L'indagine, tramite l'interessamento dell'Europol, ha messo insieme un centinaio di segnalazioni per sospetto riciclaggio arrivate dalle banche e dalle Financial intelligence unit estere, scoprendo una rete interconnessa di frodi: una serie di falsi imprenditori che gestivano in tutto 23 società "vuote" con sedi in tutta Italia. «Era una rete nata appositamente per beneficiare di qualsiasi forma di finanziamento pubblico - ha sottolineato il colonnello Fabio Dametto, comandante del Nucleo polizia economico finanziaria di Venezia -. Un'organizzazione "resiliente", capace di riciclarsi in base alle normative». Nel tempo, queste società venivano trasferite in altre città (Roma, Napoli e Milano) cambiando l'oggetto sociale per trasformarsi in attività edilizie: a quel punto creavano crediti fasulli relativi a ristrutturazioni e falsi aumenti di capitale per poter beneficiare delle ACE, le agevolazioni per il sostegno alla capitalizzazione delle imprese.

Ville, auto e orologi  di lusso 

I soldi così ricavati finivano in gran parte all'estero, o in acquisto di immobili (ville e appartamenti, già identificati e sotto sequestro), automobili (Audi, Lamborghini, Porsche Panamera), gioielli e orologi, criptovalute e viaggi: la coppia "veronese" si spostava parecchio, tanto che l'arresto è avvenuto in Slovacchia, mentre si dirigevano da Bratislava verso Vienna con l'intenzione di prendere un volo per Atene.

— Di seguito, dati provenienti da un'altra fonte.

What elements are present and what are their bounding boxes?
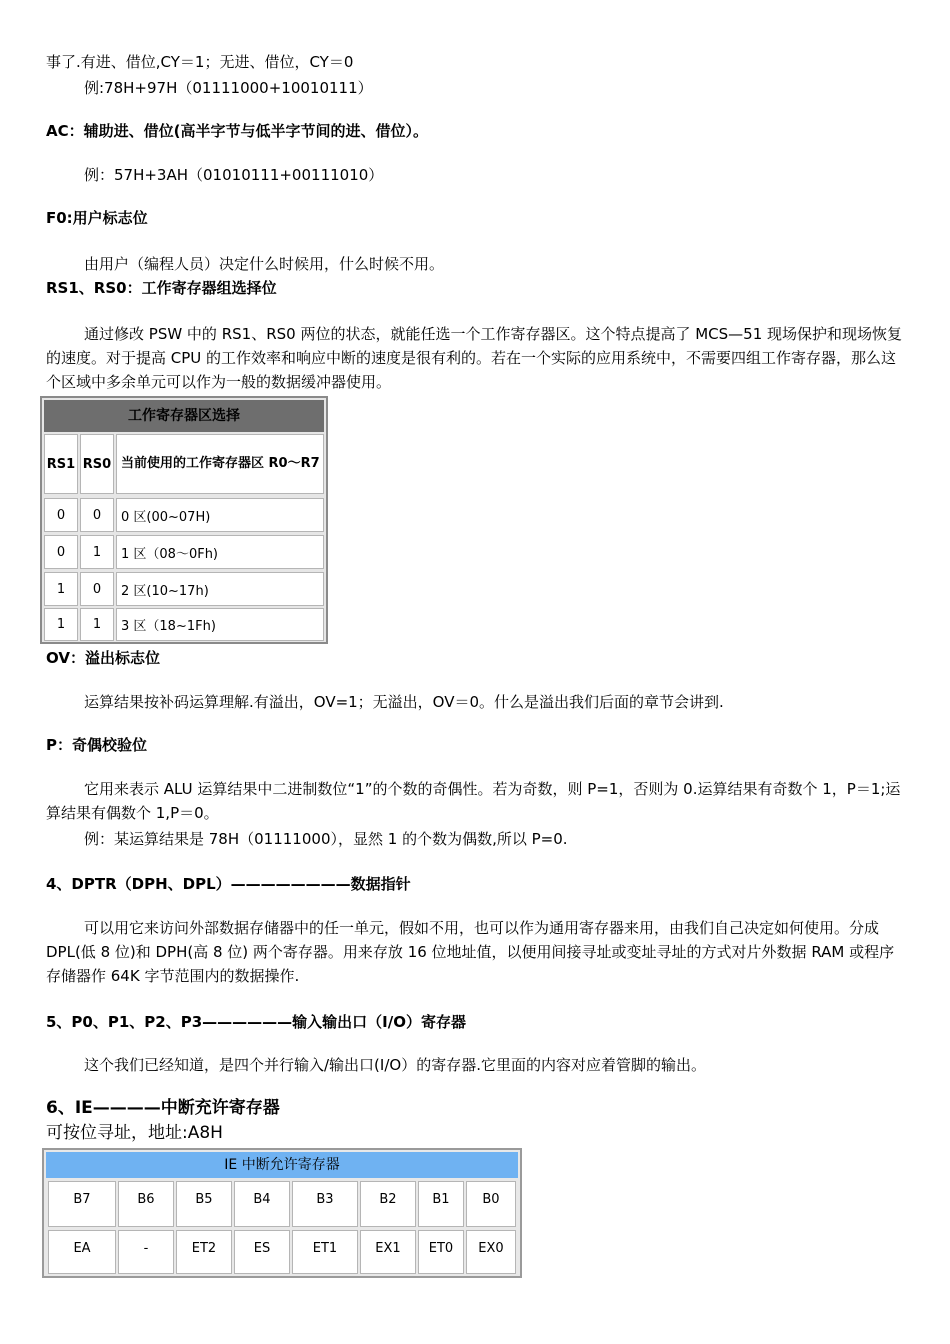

I due sono stati portati in carcere, come altri sei "soci". Quattordici persone sono invece ai domiciliari, un'altra ha ricevuto la sola misura dell'interdittiva a svolgere attività professionale. Nelle attività illegali erano coinvolti dei commercialisti - uno di Jesolo - incaricati di spedire i bilanci falsi tramite portale web. Altre due persone sono indagate, tra le quali un notaio di Avellino. Tra gli arrestati anche un uomo con domicilio in provincia di Treviso; due erano già ristretti (uno in carcere in Toscana, uno ai domiciliari in Friuli). Le perquisizioni sono state svolte in Veneto, Lombardia, Trentino Alto Adige, Friuli, Toscana, Lazio, Campania e Puglia, anche con l’ausilio di unità cinofile cash dog.

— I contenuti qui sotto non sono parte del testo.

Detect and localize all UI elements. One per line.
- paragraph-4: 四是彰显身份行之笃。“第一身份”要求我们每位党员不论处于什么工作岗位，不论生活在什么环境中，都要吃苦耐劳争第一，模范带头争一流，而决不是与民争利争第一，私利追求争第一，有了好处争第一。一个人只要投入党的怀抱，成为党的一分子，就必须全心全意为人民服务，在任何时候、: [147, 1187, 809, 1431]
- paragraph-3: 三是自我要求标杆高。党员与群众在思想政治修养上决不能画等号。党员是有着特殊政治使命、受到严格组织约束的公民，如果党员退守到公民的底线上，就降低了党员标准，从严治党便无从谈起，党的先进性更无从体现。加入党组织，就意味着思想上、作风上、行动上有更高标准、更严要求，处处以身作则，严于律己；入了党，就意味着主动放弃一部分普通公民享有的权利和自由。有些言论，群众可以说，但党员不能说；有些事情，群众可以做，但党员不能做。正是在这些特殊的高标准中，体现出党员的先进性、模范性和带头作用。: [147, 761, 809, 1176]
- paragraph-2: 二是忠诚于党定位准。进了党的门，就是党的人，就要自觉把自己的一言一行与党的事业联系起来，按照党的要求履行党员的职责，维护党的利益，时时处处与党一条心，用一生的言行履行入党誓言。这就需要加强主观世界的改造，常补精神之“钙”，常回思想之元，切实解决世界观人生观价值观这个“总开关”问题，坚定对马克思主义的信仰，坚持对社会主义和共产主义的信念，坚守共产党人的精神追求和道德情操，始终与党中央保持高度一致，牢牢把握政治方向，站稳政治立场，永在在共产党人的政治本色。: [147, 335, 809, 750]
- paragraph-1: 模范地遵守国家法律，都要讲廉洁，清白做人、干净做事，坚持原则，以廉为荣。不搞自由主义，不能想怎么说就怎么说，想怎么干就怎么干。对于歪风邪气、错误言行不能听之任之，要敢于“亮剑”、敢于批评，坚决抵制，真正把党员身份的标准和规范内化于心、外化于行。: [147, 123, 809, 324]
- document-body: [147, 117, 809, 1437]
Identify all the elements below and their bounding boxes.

Oltre 200 finanzieri impegnati nell’indagine 

Il gruppo, ha fatto notare la guardia di finanza, si serviva di sistemi di tecnologia avanzata: oltre a usare Vpn per simulare indirizzi ip diversi rispetto a quelli reali, gli indagati avrebbero impiegato software di intelligenza artificiale per falsificare i documenti delle pratiche, riuscendo a "bucare" i sistemi di controllo automatizzato del portale Simest; inoltre, una parte del riciclaggio sarebbe stato realizzato convertendo il denaro in criptovalute tramite apposite piattaforme di exchange: i finanzieri sono arrivati anche lì, grazie alla collaborazione delle stesse piattaforme di exchange. «Nel corso delle perquisizioni abbiamo anche sequestrato un computer quantistico», ha fatto presente il tenente colonnello Marco Stella, della guardia di finanza di Venezia.

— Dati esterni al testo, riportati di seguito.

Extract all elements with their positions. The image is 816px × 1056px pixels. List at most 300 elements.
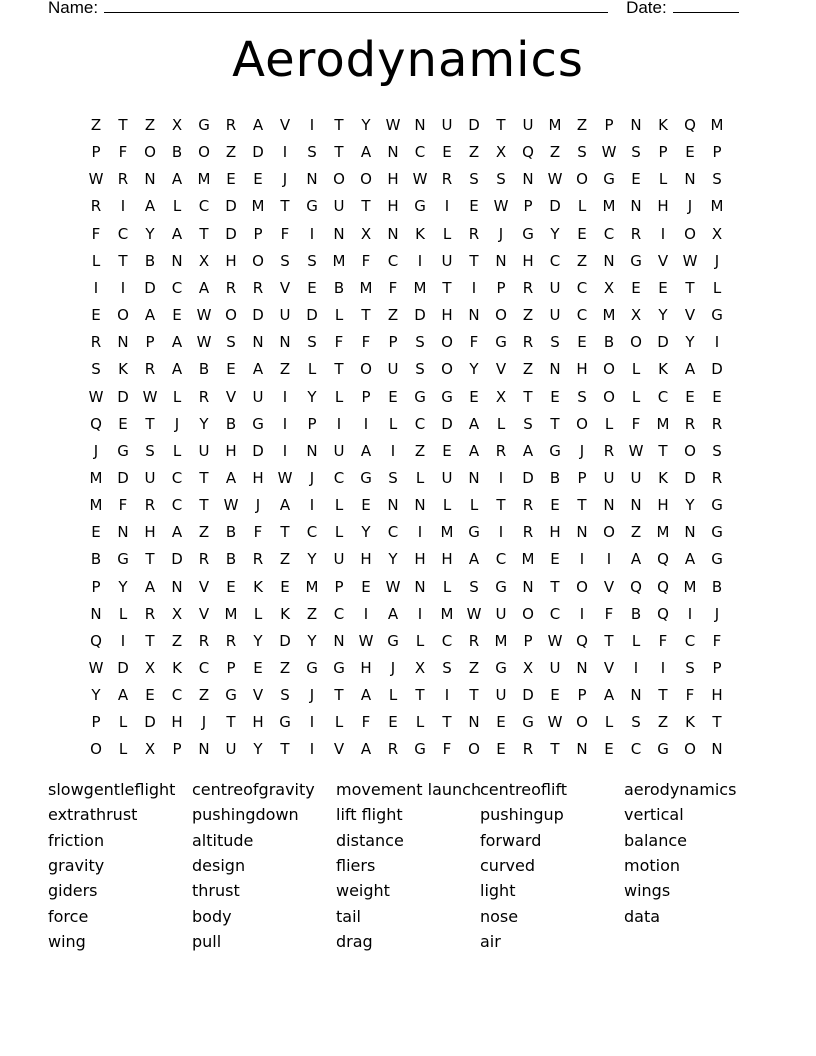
grid-letter: Y — [145, 224, 155, 243]
grid-letter: A — [144, 306, 156, 325]
grid-letter: E — [604, 740, 614, 759]
grid-letter: L — [118, 740, 128, 759]
grid-letter: B — [198, 360, 210, 379]
grid-letter: D — [117, 387, 129, 406]
grid-letter: Z — [414, 441, 426, 460]
grid-letter: I — [363, 414, 369, 433]
grid-letter: I — [120, 631, 126, 650]
grid-letter: T — [145, 550, 155, 569]
grid-letter: P — [91, 577, 101, 596]
word-list-item: pushingup — [480, 805, 564, 825]
grid-letter: C — [495, 550, 507, 569]
grid-letter: I — [579, 550, 585, 569]
grid-letter: I — [390, 441, 396, 460]
grid-letter: D — [522, 686, 534, 705]
grid-letter: E — [145, 686, 155, 705]
grid-letter: F — [685, 686, 695, 705]
grid-letter: T — [361, 306, 371, 325]
grid-letter: F — [91, 224, 101, 243]
grid-letter: Y — [307, 387, 317, 406]
grid-letter: A — [171, 170, 183, 189]
grid-letter: D — [306, 306, 318, 325]
grid-letter: J — [309, 686, 315, 705]
grid-letter: M — [602, 197, 616, 216]
grid-letter: U — [333, 550, 345, 569]
grid-letter: O — [684, 224, 696, 243]
grid-letter: T — [334, 116, 344, 134]
grid-letter: Q — [576, 631, 588, 650]
word-list-item: nose — [480, 906, 519, 926]
grid-letter: G — [441, 387, 453, 406]
grid-letter: K — [658, 360, 668, 379]
grid-letter: D — [171, 550, 183, 569]
grid-letter: X — [360, 224, 372, 243]
grid-letter: R — [468, 224, 480, 243]
grid-letter: G — [711, 523, 723, 542]
grid-letter: F — [442, 740, 452, 759]
grid-letter: Z — [549, 143, 561, 162]
grid-letter: V — [279, 116, 291, 134]
grid-letter: U — [441, 468, 453, 487]
grid-letter: S — [550, 333, 560, 352]
grid-letter: T — [199, 468, 209, 487]
word-list-item: vertical — [624, 805, 684, 825]
grid-letter: T — [334, 143, 344, 162]
grid-letter: E — [496, 740, 506, 759]
grid-letter: Y — [91, 686, 101, 705]
grid-letter: O — [576, 170, 588, 189]
grid-letter: G — [522, 713, 534, 732]
grid-letter: W — [88, 659, 104, 677]
grid-letter: C — [171, 468, 183, 487]
grid-letter: D — [117, 468, 129, 487]
grid-letter: L — [334, 496, 344, 515]
grid-letter: C — [630, 740, 642, 759]
grid-letter: W — [682, 251, 698, 270]
grid-letter: O — [468, 740, 480, 759]
grid-letter: E — [577, 333, 587, 352]
grid-letter: D — [117, 659, 129, 677]
grid-letter: R — [522, 333, 534, 352]
grid-letter: G — [117, 550, 129, 569]
grid-letter: E — [280, 577, 290, 596]
grid-letter: L — [253, 604, 263, 623]
word-list-item: wing — [48, 931, 86, 951]
grid-letter: I — [633, 659, 639, 677]
grid-letter: U — [252, 387, 264, 406]
grid-letter: A — [171, 224, 183, 243]
grid-letter: W — [493, 197, 509, 216]
grid-letter: I — [417, 251, 423, 270]
grid-letter: H — [387, 197, 399, 216]
grid-letter: I — [93, 278, 99, 297]
grid-letter: E — [118, 414, 128, 433]
grid-letter: E — [685, 143, 695, 162]
word-list-item: gravity — [48, 855, 105, 875]
grid-letter: R — [252, 550, 264, 569]
grid-letter: N — [684, 523, 696, 542]
grid-letter: M — [710, 197, 724, 216]
grid-letter: F — [118, 496, 128, 515]
grid-letter: E — [496, 713, 506, 732]
grid-letter: V — [252, 686, 264, 705]
grid-letter: A — [117, 686, 129, 705]
grid-letter: G — [495, 659, 507, 677]
grid-letter: J — [255, 496, 261, 515]
grid-letter: U — [387, 360, 399, 379]
grid-letter: X — [144, 659, 156, 677]
grid-letter: E — [550, 496, 560, 515]
grid-letter: N — [387, 496, 399, 515]
word-list-item: altitude — [192, 830, 254, 850]
grid-letter: L — [172, 387, 182, 406]
grid-letter: Z — [657, 713, 669, 732]
grid-letter: G — [225, 686, 237, 705]
grid-letter: T — [550, 740, 560, 759]
grid-letter: P — [658, 143, 668, 162]
grid-letter: A — [360, 441, 372, 460]
grid-letter: R — [225, 278, 237, 297]
word-list-item: centreofgravity — [192, 780, 315, 799]
grid-letter: N — [576, 659, 588, 677]
grid-letter: I — [687, 604, 693, 623]
grid-letter: I — [309, 496, 315, 515]
grid-letter: B — [144, 251, 156, 270]
grid-letter: A — [522, 441, 534, 460]
grid-letter: N — [117, 333, 129, 352]
grid-letter: E — [442, 143, 452, 162]
grid-letter: X — [171, 116, 183, 134]
grid-letter: R — [468, 631, 480, 650]
grid-letter: A — [252, 116, 264, 134]
grid-letter: O — [630, 333, 642, 352]
grid-letter: M — [332, 251, 346, 270]
grid-letter: W — [196, 333, 212, 352]
grid-letter: U — [441, 116, 453, 134]
grid-letter: S — [577, 387, 587, 406]
grid-letter: L — [334, 387, 344, 406]
grid-letter: A — [630, 550, 642, 569]
grid-letter: A — [468, 550, 480, 569]
grid-letter: Y — [685, 333, 695, 352]
grid-letter: S — [523, 414, 533, 433]
grid-letter: L — [712, 278, 722, 297]
word-list-item: data — [624, 906, 661, 926]
grid-letter: P — [577, 468, 587, 487]
grid-letter: W — [412, 170, 428, 189]
grid-letter: G — [522, 224, 534, 243]
grid-letter: B — [225, 523, 237, 542]
grid-letter: C — [306, 523, 318, 542]
grid-letter: T — [118, 251, 128, 270]
grid-letter: X — [495, 387, 507, 406]
grid-letter: O — [225, 306, 237, 325]
grid-letter: Q — [630, 577, 642, 596]
grid-letter: T — [280, 523, 290, 542]
grid-letter: N — [387, 143, 399, 162]
grid-letter: Q — [522, 143, 534, 162]
grid-letter: J — [93, 441, 99, 460]
grid-letter: D — [414, 306, 426, 325]
grid-letter: W — [88, 387, 104, 406]
grid-letter: M — [89, 496, 103, 515]
grid-letter: P — [307, 414, 317, 433]
grid-letter: S — [307, 251, 317, 270]
grid-letter: R — [144, 604, 156, 623]
grid-letter: W — [601, 143, 617, 162]
grid-letter: D — [144, 713, 156, 732]
grid-letter: C — [576, 306, 588, 325]
grid-letter: O — [441, 333, 453, 352]
grid-letter: M — [494, 631, 508, 650]
grid-letter: I — [444, 686, 450, 705]
grid-letter: E — [226, 577, 236, 596]
grid-letter: H — [549, 523, 561, 542]
word-list-item: force — [48, 906, 89, 926]
grid-letter: N — [495, 251, 507, 270]
grid-letter: S — [712, 441, 722, 460]
grid-letter: S — [280, 686, 290, 705]
grid-letter: H — [387, 170, 399, 189]
grid-letter: N — [414, 116, 426, 134]
grid-letter: O — [333, 170, 345, 189]
grid-letter: R — [495, 441, 507, 460]
grid-letter: P — [604, 116, 614, 134]
grid-letter: V — [333, 740, 345, 759]
grid-letter: H — [576, 360, 588, 379]
grid-letter: L — [334, 523, 344, 542]
grid-letter: J — [309, 468, 315, 487]
grid-letter: A — [144, 197, 156, 216]
grid-letter: N — [144, 170, 156, 189]
grid-letter: N — [684, 170, 696, 189]
grid-letter: X — [414, 659, 426, 677]
grid-letter: L — [604, 713, 614, 732]
grid-letter: D — [225, 224, 237, 243]
grid-letter: K — [118, 360, 128, 379]
grid-letter: B — [90, 550, 102, 569]
grid-letter: H — [144, 523, 156, 542]
grid-letter: N — [468, 306, 480, 325]
grid-letter: T — [658, 686, 668, 705]
grid-letter: R — [90, 197, 102, 216]
grid-letter: N — [630, 496, 642, 515]
grid-letter: V — [198, 604, 210, 623]
grid-letter: E — [226, 170, 236, 189]
word-list-item: balance — [624, 830, 687, 850]
grid-letter: C — [414, 414, 426, 433]
grid-letter: W — [547, 713, 563, 732]
grid-letter: D — [225, 197, 237, 216]
grid-letter: I — [336, 414, 342, 433]
grid-letter: I — [606, 550, 612, 569]
grid-letter: Y — [388, 550, 398, 569]
grid-letter: D — [252, 306, 264, 325]
grid-letter: M — [224, 604, 238, 623]
grid-letter: U — [630, 468, 642, 487]
grid-letter: R — [198, 387, 210, 406]
grid-letter: L — [415, 713, 425, 732]
grid-letter: G — [495, 577, 507, 596]
grid-letter: X — [603, 278, 615, 297]
word-list-item: centreoflift — [480, 780, 568, 799]
grid-letter: C — [387, 523, 399, 542]
grid-letter: Q — [657, 577, 669, 596]
grid-letter: E — [253, 170, 263, 189]
grid-letter: J — [201, 713, 207, 732]
word-list-item: tail — [336, 906, 361, 926]
grid-letter: R — [522, 496, 534, 515]
grid-letter: E — [226, 360, 236, 379]
grid-letter: T — [226, 713, 236, 732]
grid-letter: N — [333, 224, 345, 243]
grid-letter: N — [630, 686, 642, 705]
grid-letter: B — [225, 414, 237, 433]
grid-letter: A — [279, 496, 291, 515]
grid-letter: F — [712, 631, 722, 650]
grid-letter: K — [658, 116, 668, 134]
grid-letter: T — [199, 496, 209, 515]
grid-letter: F — [334, 333, 344, 352]
grid-letter: S — [469, 577, 479, 596]
grid-letter: V — [603, 659, 615, 677]
grid-letter: D — [522, 468, 534, 487]
grid-letter: W — [88, 170, 104, 189]
grid-letter: E — [631, 170, 641, 189]
grid-letter: P — [91, 143, 101, 162]
grid-letter: Y — [118, 577, 128, 596]
grid-letter: U — [549, 278, 561, 297]
grid-letter: E — [91, 306, 101, 325]
grid-letter: S — [91, 360, 101, 379]
grid-letter: N — [711, 740, 723, 759]
grid-letter: I — [498, 523, 504, 542]
grid-letter: F — [361, 713, 371, 732]
grid-letter: S — [577, 143, 587, 162]
grid-letter: E — [658, 278, 668, 297]
grid-letter: T — [280, 197, 290, 216]
grid-letter: R — [144, 360, 156, 379]
grid-letter: I — [417, 523, 423, 542]
grid-letter: L — [577, 197, 587, 216]
grid-letter: L — [118, 604, 128, 623]
grid-letter: W — [196, 306, 212, 325]
grid-letter: T — [334, 360, 344, 379]
grid-letter: I — [282, 414, 288, 433]
grid-letter: D — [657, 333, 669, 352]
grid-letter: G — [657, 740, 669, 759]
grid-letter: T — [280, 740, 290, 759]
grid-letter: T — [604, 631, 614, 650]
grid-letter: O — [90, 740, 102, 759]
word-list-item: design — [192, 855, 246, 875]
grid-letter: S — [388, 468, 398, 487]
grid-letter: R — [684, 414, 696, 433]
grid-letter: K — [280, 604, 290, 623]
grid-letter: U — [495, 604, 507, 623]
grid-letter: L — [334, 713, 344, 732]
grid-letter: I — [282, 387, 288, 406]
grid-letter: E — [550, 686, 560, 705]
grid-letter: O — [144, 143, 156, 162]
grid-letter: E — [577, 224, 587, 243]
grid-letter: Z — [468, 659, 480, 677]
grid-letter: O — [117, 306, 129, 325]
grid-letter: K — [415, 224, 425, 243]
grid-letter: U — [522, 116, 534, 134]
grid-letter: D — [684, 468, 696, 487]
grid-letter: L — [172, 197, 182, 216]
grid-letter: F — [253, 523, 263, 542]
grid-letter: Z — [144, 116, 156, 134]
grid-letter: H — [711, 686, 723, 705]
grid-letter: L — [307, 360, 317, 379]
grid-letter: P — [496, 278, 506, 297]
grid-letter: Z — [522, 360, 534, 379]
grid-letter: U — [144, 468, 156, 487]
grid-letter: E — [631, 278, 641, 297]
grid-letter: T — [712, 713, 722, 732]
grid-letter: F — [361, 333, 371, 352]
grid-letter: Q — [90, 414, 102, 433]
grid-letter: N — [630, 116, 642, 134]
grid-letter: H — [225, 251, 237, 270]
grid-letter: K — [658, 468, 668, 487]
grid-letter: S — [631, 713, 641, 732]
grid-letter: D — [549, 197, 561, 216]
grid-letter: C — [603, 224, 615, 243]
grid-letter: Y — [199, 414, 209, 433]
grid-letter: D — [252, 143, 264, 162]
grid-letter: H — [441, 550, 453, 569]
word-list-item: drag — [336, 931, 373, 951]
grid-letter: N — [522, 577, 534, 596]
grid-letter: S — [685, 659, 695, 677]
grid-letter: S — [415, 333, 425, 352]
grid-letter: U — [549, 659, 561, 677]
grid-letter: A — [684, 550, 696, 569]
grid-letter: A — [144, 577, 156, 596]
grid-letter: N — [198, 740, 210, 759]
grid-letter: T — [145, 414, 155, 433]
grid-letter: J — [282, 170, 288, 189]
grid-letter: N — [333, 631, 345, 650]
grid-letter: N — [387, 224, 399, 243]
grid-letter: H — [252, 468, 264, 487]
grid-letter: F — [280, 224, 290, 243]
grid-letter: C — [171, 686, 183, 705]
grid-letter: D — [468, 116, 480, 134]
grid-letter: H — [171, 713, 183, 732]
grid-letter: A — [171, 523, 183, 542]
grid-letter: N — [252, 333, 264, 352]
grid-letter: N — [117, 523, 129, 542]
grid-letter: U — [333, 197, 345, 216]
word-list-item: distance — [336, 830, 404, 850]
grid-letter: I — [417, 604, 423, 623]
grid-letter: V — [225, 387, 237, 406]
grid-letter: I — [120, 197, 126, 216]
grid-letter: Q — [684, 116, 696, 134]
grid-letter: L — [658, 170, 668, 189]
grid-letter: M — [548, 116, 562, 134]
grid-letter: E — [550, 550, 560, 569]
grid-letter: L — [631, 387, 641, 406]
grid-letter: A — [198, 278, 210, 297]
grid-letter: A — [387, 604, 399, 623]
grid-letter: Z — [468, 143, 480, 162]
word-list-item: forward — [480, 830, 542, 850]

"È tra le più importanti indagini svolte in Italia da quando opera la procura europea - ha commentato il generale Giovanni Salerno, comandante della guardia di finanza di Venezia -. Sono stati impiegati quasi 200 finanzieri in otto regioni diverse e all'estero, in Austria, Romania e Slovacchia". Mentre il procuratore europeo Andrea Venegoni ha sottolineato la fondamentale funzione dell'Eppo e la collaborazione con la guardia di finanza: "Abbiamo i mezzi investigativi adeguati per fronteggiare queste situazioni di frodi, un valore aggiunto perché questo organismo è in grado di condurre indagini come una procura, ma con competenza su 22 stati dell'Unione europea".